# new tethering option



## Chad Winters (Oct 28, 2008)

"http://www.slashgear.com/itether-is-back-with-html5-app-skirting-app-store-12217866/"

"The folks over at iTether didn't just give up and walk away. The company now has a new app with a sneaky design that bypasses the App Store altogether. The new iTether app is HTML 5 based and will be available starting this week for $15 a year if you pre-order. Apparently, after the app launches the price will go up $30 a year."

looks interesting and much cheaper than the carriers


----------



## hsuthard (Jan 6, 2010)

Very interesting. I don't remember the app, but it sounds useful. I wonder if it would work with wifi iPads as well as computers?
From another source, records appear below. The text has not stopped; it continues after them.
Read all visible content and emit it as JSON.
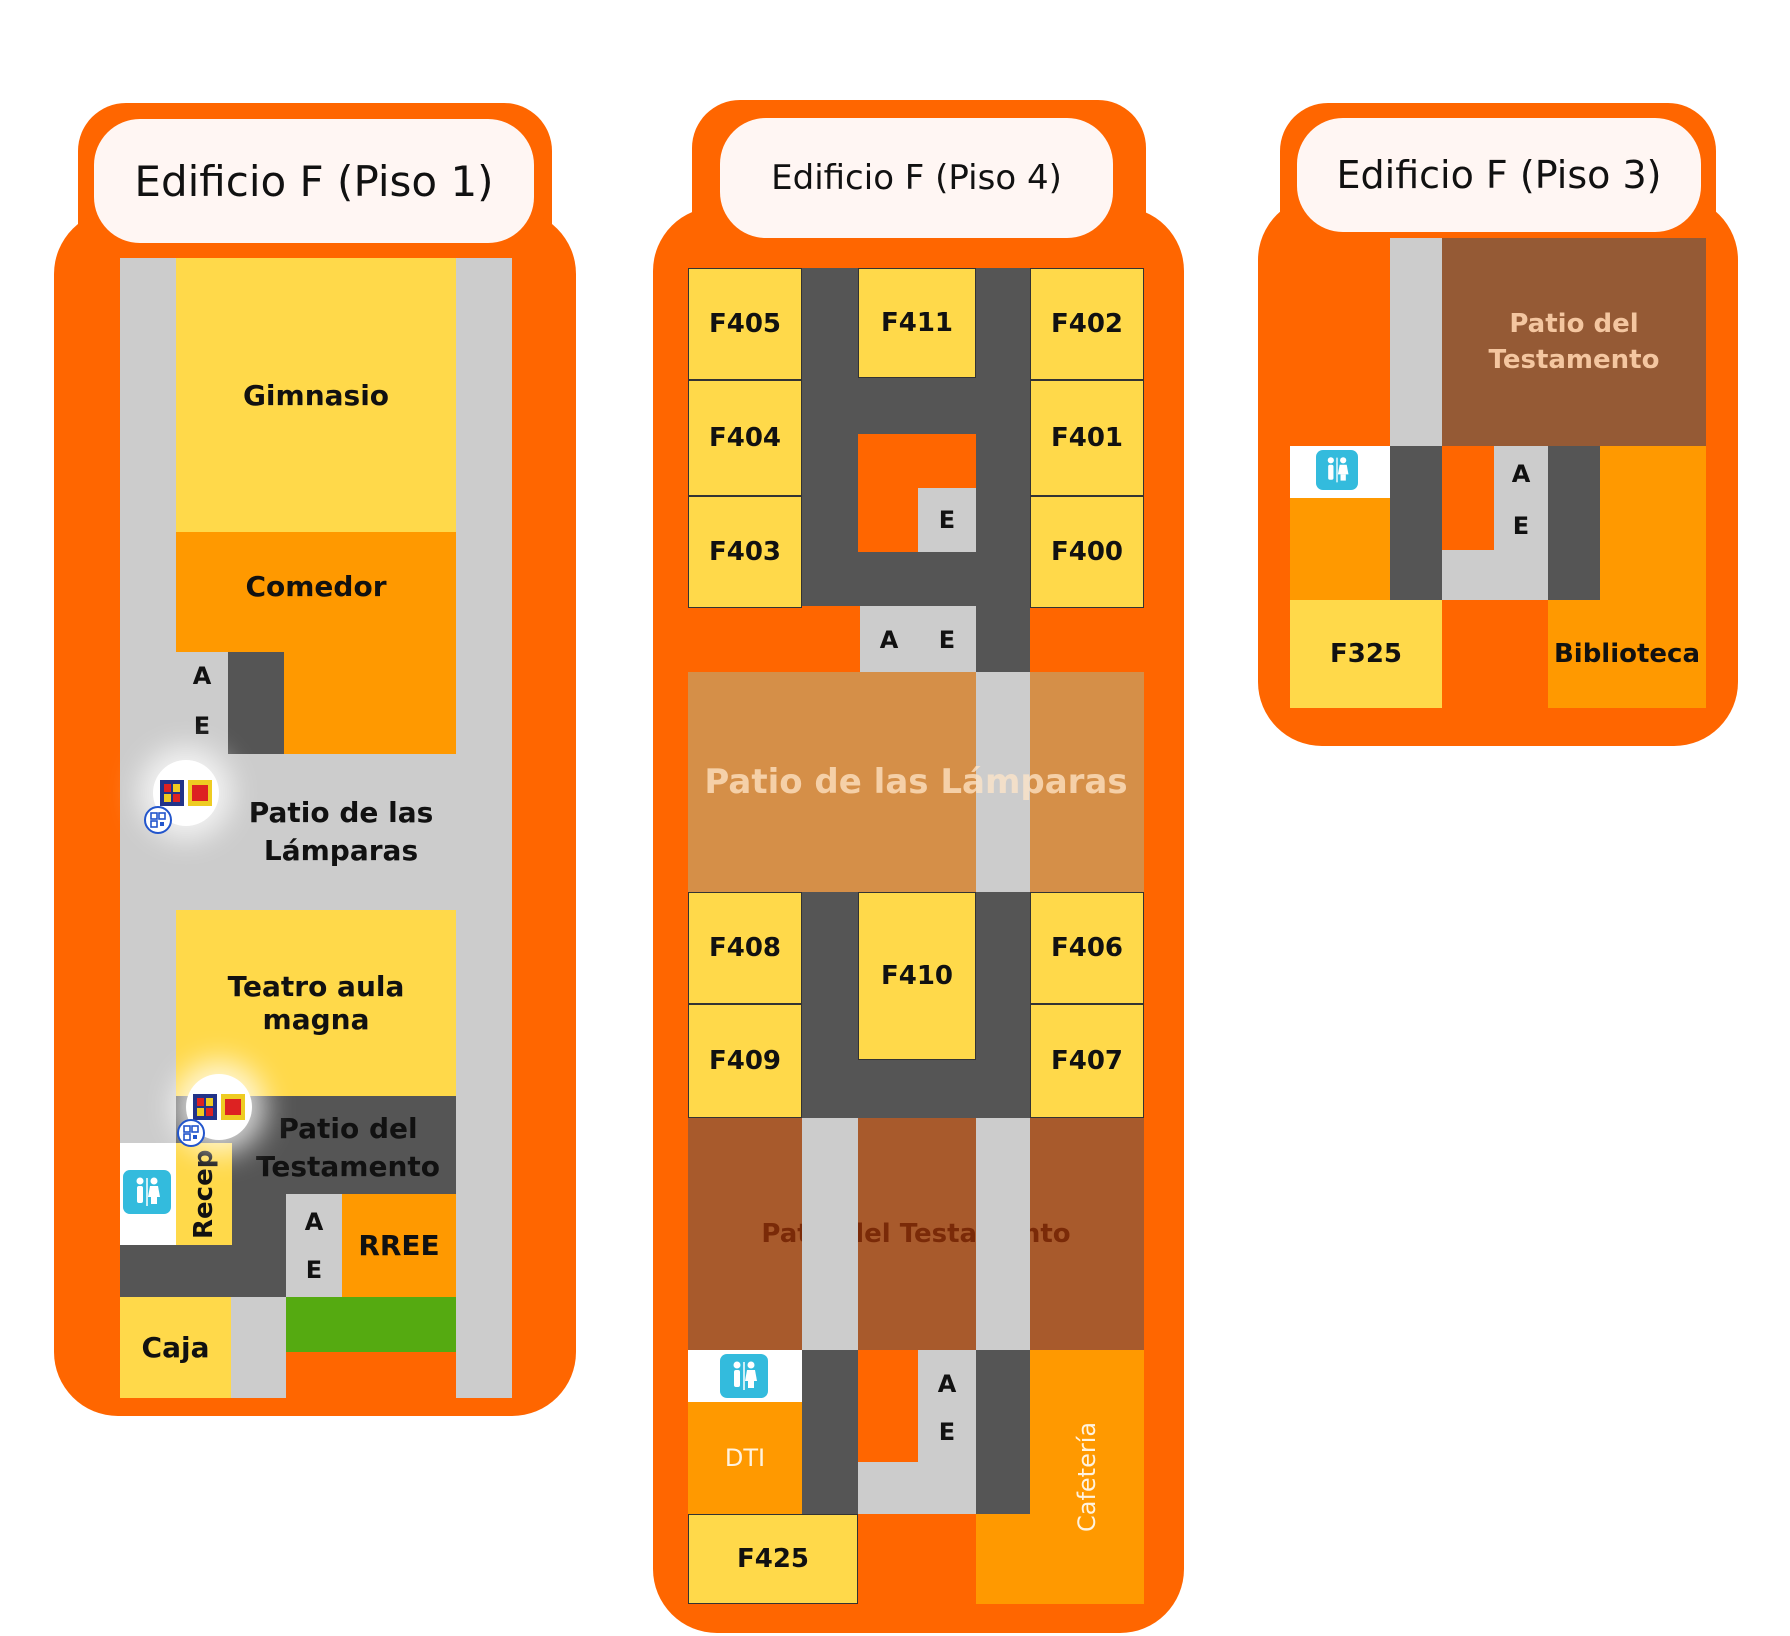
{
  "buildings": {
    "floor1": {
      "title": "Edificio F (Piso 1)",
      "rooms": {
        "gimnasio": "Gimnasio",
        "comedor": "Comedor",
        "patio_lamparas": "Patio de las Lámparas",
        "teatro": "Teatro aula magna",
        "patio_testamento": "Patio del Testamento",
        "recep": "Recep",
        "rree": "RREE",
        "caja": "Caja"
      },
      "elevator_a": "A",
      "elevator_e": "E"
    },
    "floor4": {
      "title": "Edificio F (Piso 4)",
      "rooms": {
        "f405": "F405",
        "f411": "F411",
        "f402": "F402",
        "f404": "F404",
        "f401": "F401",
        "f403": "F403",
        "f400": "F400",
        "patio_lamparas": "Patio de las Lámparas",
        "f408": "F408",
        "f410": "F410",
        "f406": "F406",
        "f409": "F409",
        "f407": "F407",
        "patio_testamento": "Patio del Testamento",
        "dti": "DTI",
        "cafeteria": "Cafetería",
        "f425": "F425"
      },
      "elevator_a": "A",
      "elevator_e": "E"
    },
    "floor3": {
      "title": "Edificio F (Piso 3)",
      "rooms": {
        "patio_testamento": "Patio del Testamento",
        "f325": "F325",
        "biblioteca": "Biblioteca"
      },
      "elevator_a": "A",
      "elevator_e": "E"
    }
  },
  "colors": {
    "panel": "#ff6600",
    "room_yellow": "#ffd94a",
    "room_orange": "#ff9900",
    "corridor_light": "#cccccc",
    "corridor_dark": "#555555",
    "patio_brown": "#a85a2c",
    "patio_tan": "#d58f48",
    "green_area": "#55aa11",
    "restroom": "#33bbdd"
  },
  "icons": [
    "restroom-icon",
    "university-logo-icon",
    "qr-code-icon"
  ]
}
I no longer have a laptop, but it would allow me to use the wifi iPad while traveling with my iPhone's unlimited data plan.


----------



## mooshie78 (Jul 15, 2010)

Yes, it would work with any wifi device including the iPad.  Just turns the phone into a wifi hotspot, so anything that can pick up the signal can connect.


----------



## ilmkidunya1 (Mar 9, 2012)

Is that free of cost or paid


----------



## corkyb (Apr 25, 2009)

$15 per year if pre-ordered, $30 per year if ordered after it launches.  It has either launched or is launching soon.


----------



## hsuthard (Jan 6, 2010)

I looked at the website and don't see anywhere that it would work as a wifi hotspot for my iPad. I don't have a laptop but would love to have it work as a hotspot for the kids' iDevices.


----------



## Chad Winters (Oct 28, 2008)

I tried to find that out too. Seems like they should say one way or another


----------



## mooshie78 (Jul 15, 2010)

As far as I know a wifi hot spot will work with ANY device that can pick up a wifi signal.  Occasionally you get something goofy where a certain device doesn't work well with a certain brand router or mifi hot spot etc.  But I don't know of any that specifically block certain types of devices.
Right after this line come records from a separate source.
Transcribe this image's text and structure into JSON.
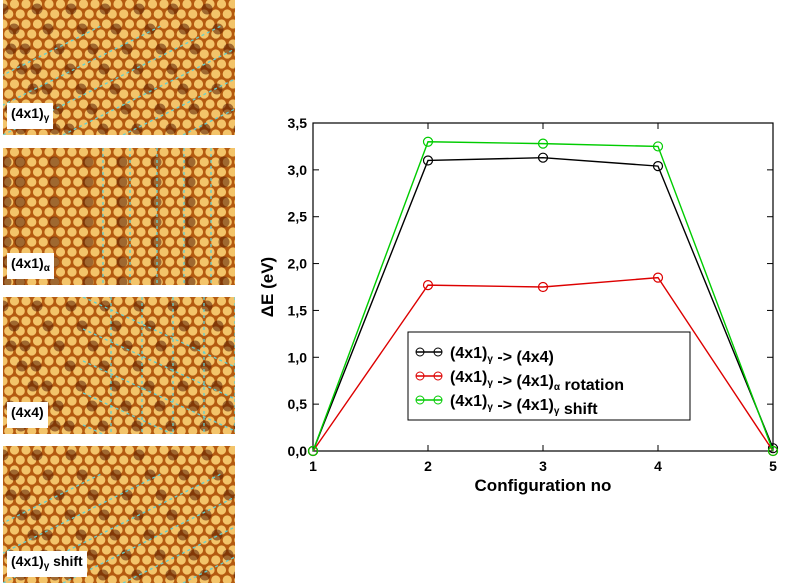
{
  "panels": [
    {
      "label_main": "(4x1)",
      "label_sub": "γ",
      "label_suffix": "",
      "pattern": "diagonal"
    },
    {
      "label_main": "(4x1)",
      "label_sub": "α",
      "label_suffix": "",
      "pattern": "vertical"
    },
    {
      "label_main": "(4x4)",
      "label_sub": "",
      "label_suffix": "",
      "pattern": "grid"
    },
    {
      "label_main": "(4x1)",
      "label_sub": "γ",
      "label_suffix": " shift",
      "pattern": "diagonal"
    }
  ],
  "colors": {
    "surface_bg": "#b45a10",
    "atom": "#f3c46a",
    "dark_spot": "#5a1e00",
    "guide_line": "#66d0d0"
  },
  "chart_data": {
    "type": "line",
    "xlabel": "Configuration no",
    "ylabel": "ΔE (eV)",
    "xlim": [
      1,
      5
    ],
    "ylim": [
      0,
      3.5
    ],
    "x_ticks": [
      "1",
      "2",
      "3",
      "4",
      "5"
    ],
    "y_ticks": [
      "0,0",
      "0,5",
      "1,0",
      "1,5",
      "2,0",
      "2,5",
      "3,0",
      "3,5"
    ],
    "x": [
      1,
      2,
      3,
      4,
      5
    ],
    "legend_position": "center-left",
    "series": [
      {
        "name_main": "(4x1)",
        "name_sub": "γ",
        "name_rest": " -> (4x4)",
        "color": "#000000",
        "values": [
          0.0,
          3.1,
          3.13,
          3.04,
          0.03
        ]
      },
      {
        "name_main": "(4x1)",
        "name_sub": "γ",
        "name_rest": " -> (4x1)",
        "name_sub2": "α",
        "name_rest2": " rotation",
        "color": "#dd0000",
        "values": [
          0.0,
          1.77,
          1.75,
          1.85,
          0.0
        ]
      },
      {
        "name_main": "(4x1)",
        "name_sub": "γ",
        "name_rest": " -> (4x1)",
        "name_sub2": "γ",
        "name_rest2": " shift",
        "color": "#00cc00",
        "values": [
          0.0,
          3.3,
          3.28,
          3.25,
          0.0
        ]
      }
    ]
  }
}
They just send out a wifi signal, and any device that can see it and connect can log in and use it.

Apple isn't going to play up that the iPad can use the phone hot spot as:

1)  This is a work around for an app they banned from the App store.  

2)  Their cellular partners hate these kind of apps/sites as they keep people from buying iPad data plans.

3)  Apple wants people to buy the 3g/4g iPad's as they have to make a big profit on those since they cost $130 more and there's no way the 3G/4G components cost anywhere near that.


----------



## Betsy the Quilter (Oct 27, 2008)

As I read this, it is set up to create an "ad hoc" network with another device, which is, as I understand it, is slightly different than a "wifi hotspot.  Though I don't understand it very well at all.  I do know that it's different.

Betsy


----------



## mooshie78 (Jul 15, 2010)

Ah, that may be different then.  The app version that got pulled just made it a wifi hotspot


----------